先週の中国株ですが、上海総合指数と香港ハンセン指数は反落、深セン総合指数は続落、創業板指数は反発となりました。上海総合指数ですが、週初の8月7日(月)は反発からのスタート。河北省政府が環境対策のため、冬季の鉄鋼生産量を50%削減すると発表したことから鉄鋼株が大きく上昇し、株価上昇を牽引しました。金属価格が全般的に強い基調で推移していたことから、非鉄金属株も強い基調となりました。そして8日(火)も小幅続伸。7月の中国の輸出(米ドルベース、前年同月比)が7.2%増と、予想の11.0%増や6月実績の11.3%増を大きく下回ったことが市場心理を悪化させたものの、世界的な株価上昇傾向に加え、秋の共産党大会に向けて中国当局が株価上昇を下支えするとの思惑が株価を押し上げた印象です。
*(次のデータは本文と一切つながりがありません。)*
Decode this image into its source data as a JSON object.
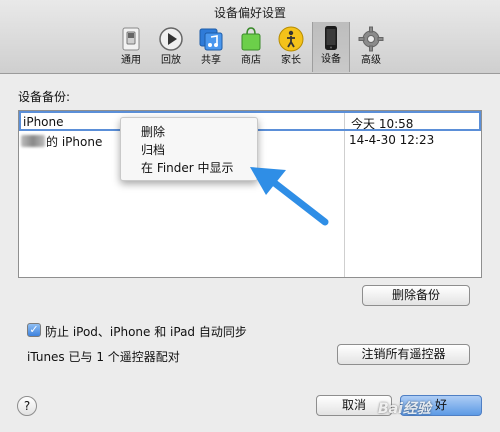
{
  "window": {
    "title": "设备偏好设置"
  },
  "toolbar": {
    "items": [
      {
        "label": "通用",
        "icon": "general-switch-icon"
      },
      {
        "label": "回放",
        "icon": "playback-icon"
      },
      {
        "label": "共享",
        "icon": "sharing-music-icon"
      },
      {
        "label": "商店",
        "icon": "store-bag-icon"
      },
      {
        "label": "家长",
        "icon": "parental-icon"
      },
      {
        "label": "设备",
        "icon": "device-phone-icon",
        "selected": true
      },
      {
        "label": "高级",
        "icon": "advanced-gear-icon"
      }
    ]
  },
  "backups": {
    "label": "设备备份:",
    "rows": [
      {
        "name": "iPhone",
        "date": "今天 10:58"
      },
      {
        "name": "的 iPhone",
        "date": "14-4-30 12:23"
      }
    ],
    "delete_button": "删除备份"
  },
  "context_menu": {
    "items": [
      "删除",
      "归档",
      "在 Finder 中显示"
    ]
  },
  "sync": {
    "checkbox_label": "防止 iPod、iPhone 和 iPad 自动同步",
    "checked": true
  },
  "remotes": {
    "paired_text": "iTunes 已与 1 个遥控器配对",
    "button": "注销所有遥控器"
  },
  "footer": {
    "help": "?",
    "cancel": "取消",
    "ok": "好"
  },
  "watermark": "Bai经验",
  "colors": {
    "selection_border": "#5b8fd8",
    "arrow": "#2f8ee6",
    "ok_button": "#5d9ae5"
  }
}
しかし、8月9日(水)は中国の7月の消費者物価指数が1.4%増と市場予想や6月実績の1.5%増を下回ったこと、同じく7月の生産者物価指数が5.5%増と6月実績とは同じだったものの予想の5.6%増をわずかに下回ったことなどが、前述の輸出の弱さと共に不安視されて小反落。さらに10日(木)と11日(金)は北朝鮮の地政学リスクが中国本土でも意識されて大幅続落。上海総合指数は一時、50日移動平均線まで調整し、前週末比で1.6%安の3208.542ポイントで引けています。

香港ハンセン指数も同じような動きでした。週の前半は米国株の強い株価推移の流れを受け継いで上昇していたのですが、週後半は北朝鮮の地政学リスクが意識されて急落となっています。特に香港ハンセン指数は2年2ヶ月振りの高値を更新したところでしたので、利食い売り圧力を受けやすい地合であったこともあります。結局、前週末比で2.5%安の26883.51ポイントで引けています。ただ、株価位置は50日移動平均線よりかなり上にあり、株価の上昇トレンドは崩れていないと思います。

今週は機関投資家の夏季休暇が取られやすい時期である中で、北朝鮮問題が引き続き懸念されるところと思います。もっとも、北朝鮮は暗に自分たちからは攻撃しないことを伝えているため、実際に緊張が高まっているわけではないと思います。相場が不安定になりやすい時期であることもあって、更なる悪材料が出て、もう一段株価が下落する可能性は残りますが、チャートを見ても、トレンドが変わるほどには株価は下落しておらず、ほどなく株価は反発基調に戻れるのでないかと予想しています。